Nobody had been expecting violence. By Baghdad standards it was a small protest—some 3,000 people on the streets—and it was motivated by social and economic issues: unemployment, government corruption, and inadequate electricity and water supply. I had been told about it the previous day by a group of young men demonstrating opposite the foreign ministry, where they were demanding jobs appropriate to their status as university graduates. They said they had been camped out there for forty-three days and were intending to go to the rally in Tahrir Square, but they didn’t seem to be expecting trouble. Street protests have become a familiar part of Iraqi politics over the last few years. In 2016, demonstrators broke into the Green Zone and ransacked parliament and the prime minister’s office. Last year in Basra, protests over water and electricity shortages led to the setting ablaze of government and party offices, though only twelve people were reported killed.

Last month in Baghdad, the response of the security forces was very different. And, as it turned out, not only of the security forces: also patrol­ling the streets were the pro-Iranian factions of the predominantly Shia paramilitary Hashd al-Shaabi, or Popular Mobilisation Units. When the protesters tried to cross the al-Jumhuriya bridge leading from Tahrir Square towards the Green Zone, they were met with live fire.
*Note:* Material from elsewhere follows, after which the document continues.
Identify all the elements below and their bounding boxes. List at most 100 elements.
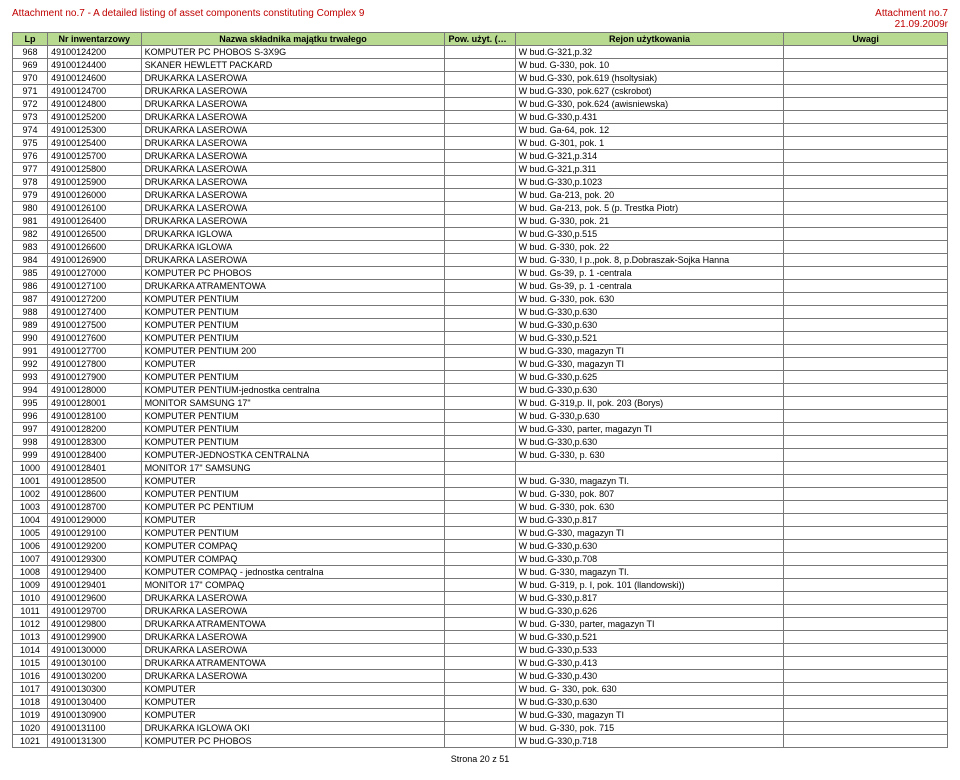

The next day I drove through Tahrir Square, where protesters and sol­diers were eyeing each other nervously during a lull in the demonstrations. A man was lying on the pavement on a slip road leading up to the square, but I couldn’t see whether he was injured or dead. Shortly afterwards the government declared a twenty-four-hour curfew in Baghdad, a city of seven million people, as well as in towns and cities in the overwhelmingly Shia southern part of Iraq. It cut off access to the internet in the hope of making it impossible to organise protests—but the effect was that smaller rallies began popping up all over Baghdad. My contact in Medical City reported that his hospital had been invaded by pro-Iranian Shia paramili­taries—members of either Kata’ib Hezbollah or Asa’ib Ahl al-Haq—who were beating injured protesters as they lay in their beds. He complained to one of the paramilitary commanders, who hit him with a baton and told him to mind his own business.

News of the protests was being broadcast by local media. In an attempt to put an end to the publicity, members of a group called Saraya Talia al-Khurusani invaded TV stations, wrecking studios and smashing equip­ment. In the streets, riot police fired heavy-duty tear gas grenades directly at protesters, inflicting serious and in some cases fatal injuries. According to surgeons who treated the wounded, paramilitary snipers were aiming for the head or chest. The government announced that these tactics were pro­hibited and would not be repeated—but it was clearly no longer in control of the way the protests were being policed. The use of maximum force proved counterproductive, since over the next few days the demonstrations gathered in size, but whoever was issuing the orders was apparently deter­mined that this was the only way to deal with them.

That person was reportedly the Iranian general Qasem Soleimani, head of Iran’s elite al-Quds Brigade.